The boy and the country
We can take the boy out of the country. The challenge is to take the country out of the boy. Through all the decades since school and college, I have lived with a silent difference of opinion with classmates who thought much of the institutions where we studied. La Martiniare College in Lucknow was built by Claude Martin and Aligarh Muslim University was set up by Sir Syed Ahmed Khan. I trusted neither, but I was lucky to have great teachers on both occasions. The reason for my aloofness was my early unease with the fact that that I was in Hodson House in La Martiniare College, Lucknow. The house was named after an unspeakably callous British captain who had gouged out the eyes of the grandchildren of India’s last Mughal emperor and murdered them at Delhi’s Khooni Darwaza (bloody gate) now located near the Indian Express office. There was a Cornwallis House named after the man who was thrashed in the battle of Yorktown by the Americans. His British godfathers, however, elevated him as governor general of India.
My school’s founder Claude Martin had built the cannon that Lord Cornwallis used to slay Tipu Sultan with, not without the help of Maratha troops and soldiers of the Nizam. This aspect of Maratha valour is seldom discussed in school books, how they helped the British and the Nizam take down Tipu. Martin was himself a French mercenary who defected to the British side after Clive overwhelmed Dupleix in southern India, not militarily, but by a diplomatic subterfuge in Europe whereby the British and the French joined hands in a treaty to redistribute the spoils of colonialism. It was the 200th birth anniversary of Sir Syed Ahmed Khan on October 17 and there were the familiar eulogies at seminars and symposiums. Some Indians or Pakistanis like him, a few adulate him, and most ignore him. Partly, Allama Iqbal’s towering presence as a liberating Muslim icon crowds out the older Sir Syed. I am grateful to Sir Syed for setting up the Aligarh University where I got to study history with Irfan Habib and Shakespeare with Zahida Zaidi. Habib had the hard task of fighting Hindu and Muslim communalists who stalked the campus or preyed on it from outside.

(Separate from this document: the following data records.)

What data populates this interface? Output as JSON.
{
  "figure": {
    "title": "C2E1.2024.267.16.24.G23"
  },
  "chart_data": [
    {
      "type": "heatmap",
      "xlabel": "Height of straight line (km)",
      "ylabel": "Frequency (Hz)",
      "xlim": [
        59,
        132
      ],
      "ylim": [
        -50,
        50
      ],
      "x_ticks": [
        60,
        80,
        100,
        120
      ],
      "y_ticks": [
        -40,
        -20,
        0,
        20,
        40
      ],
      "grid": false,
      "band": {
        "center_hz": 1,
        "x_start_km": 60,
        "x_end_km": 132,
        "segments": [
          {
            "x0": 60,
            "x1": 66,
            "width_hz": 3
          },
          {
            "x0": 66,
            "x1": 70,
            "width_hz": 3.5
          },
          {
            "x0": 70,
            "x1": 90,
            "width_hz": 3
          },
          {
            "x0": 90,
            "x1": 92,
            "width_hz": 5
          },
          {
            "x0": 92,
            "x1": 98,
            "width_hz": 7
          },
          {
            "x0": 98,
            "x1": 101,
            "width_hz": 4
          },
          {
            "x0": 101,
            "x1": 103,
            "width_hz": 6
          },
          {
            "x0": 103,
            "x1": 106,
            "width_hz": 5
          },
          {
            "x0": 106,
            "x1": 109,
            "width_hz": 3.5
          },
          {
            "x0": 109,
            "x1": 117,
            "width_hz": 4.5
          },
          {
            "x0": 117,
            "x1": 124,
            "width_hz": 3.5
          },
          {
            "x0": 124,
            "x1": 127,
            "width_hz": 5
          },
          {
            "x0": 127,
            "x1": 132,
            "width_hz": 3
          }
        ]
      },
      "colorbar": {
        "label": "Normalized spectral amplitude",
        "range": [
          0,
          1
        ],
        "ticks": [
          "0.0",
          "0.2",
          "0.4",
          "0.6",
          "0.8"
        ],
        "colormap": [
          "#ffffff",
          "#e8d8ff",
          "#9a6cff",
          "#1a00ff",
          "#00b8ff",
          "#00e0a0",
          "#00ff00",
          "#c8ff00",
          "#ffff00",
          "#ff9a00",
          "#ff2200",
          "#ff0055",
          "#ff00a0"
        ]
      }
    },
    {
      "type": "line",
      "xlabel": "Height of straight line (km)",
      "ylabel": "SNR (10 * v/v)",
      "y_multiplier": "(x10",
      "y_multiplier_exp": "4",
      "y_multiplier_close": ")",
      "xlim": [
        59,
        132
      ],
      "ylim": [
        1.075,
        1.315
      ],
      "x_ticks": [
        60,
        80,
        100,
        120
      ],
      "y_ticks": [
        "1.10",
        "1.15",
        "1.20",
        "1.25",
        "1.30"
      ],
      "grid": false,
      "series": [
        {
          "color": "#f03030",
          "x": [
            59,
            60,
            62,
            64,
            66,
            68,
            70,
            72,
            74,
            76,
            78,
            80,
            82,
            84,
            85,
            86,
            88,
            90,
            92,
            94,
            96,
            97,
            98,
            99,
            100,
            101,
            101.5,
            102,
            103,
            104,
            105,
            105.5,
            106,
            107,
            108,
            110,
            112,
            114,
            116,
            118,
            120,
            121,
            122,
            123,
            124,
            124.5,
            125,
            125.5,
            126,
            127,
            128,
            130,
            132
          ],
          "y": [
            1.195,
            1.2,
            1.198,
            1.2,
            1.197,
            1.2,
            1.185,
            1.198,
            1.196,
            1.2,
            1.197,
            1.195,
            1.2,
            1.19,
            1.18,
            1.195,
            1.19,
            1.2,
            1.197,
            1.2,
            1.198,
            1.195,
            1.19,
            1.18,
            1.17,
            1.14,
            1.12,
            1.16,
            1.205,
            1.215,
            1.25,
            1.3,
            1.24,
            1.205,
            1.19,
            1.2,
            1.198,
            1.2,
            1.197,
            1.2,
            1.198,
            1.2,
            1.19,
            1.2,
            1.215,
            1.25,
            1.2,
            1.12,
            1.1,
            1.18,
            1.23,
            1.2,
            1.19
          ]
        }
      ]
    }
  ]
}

Masood Alam Falahi has worked closely on the Urdu sources of the period to throw light on Sir Syed’s worldview. In an address to the second convention of the Muhamma-dan Educational Conference in Lucknow in 1887, Syed Ahmad claimed that “lowly [adna] families” were “not useful [mufid] for the country or for the government”. In contrast, the “nobles (ra’is) of high-status [’ala] families” were loyal to the British and so “are useful to the country and the government”. He referred to “Pathans, Syeds, Hashmis and Quraishis” as his “own brothers [hamarey bhai]”, “from whose blood ... the smell of the blood of Abraham emanates”. He shared their hope that they would be employed in top posts in the British Army. He assured them that this would happen soon, but for this, he added, they would have to win the favour of the British.
Sir Syed was not unique in his avowed casteism but merely following a tradition of elitist Hindu-Muslim bonhomie to the exclusion of Hindu-Muslim hoi polloi. In this sense, Begum Hazrat Mahal, the valiant warrior of 1857, may have set the example for Sir Syed’s prejudices though he disagreed with her role in fighting the British. “Everyone follows his own religion [in my domain],” Hazrat Mahal wrote in a pamphlet she circulated from exile. “Everyone enjoys respect according to their worth and status. Men of high extraction... retain the respectability according to their respective ranks. And all persons of a lower order such as a sweeper, chamar, dhanook, or pasi can’t claim equality.” I am not surprised that Begum Hazrat Mahal lost the battle against British colonialism. As for Sir Syed and Claude Martin, they represented colonialism’s positive moments but only in the interest of colonialism. There is much for the boy to learn still.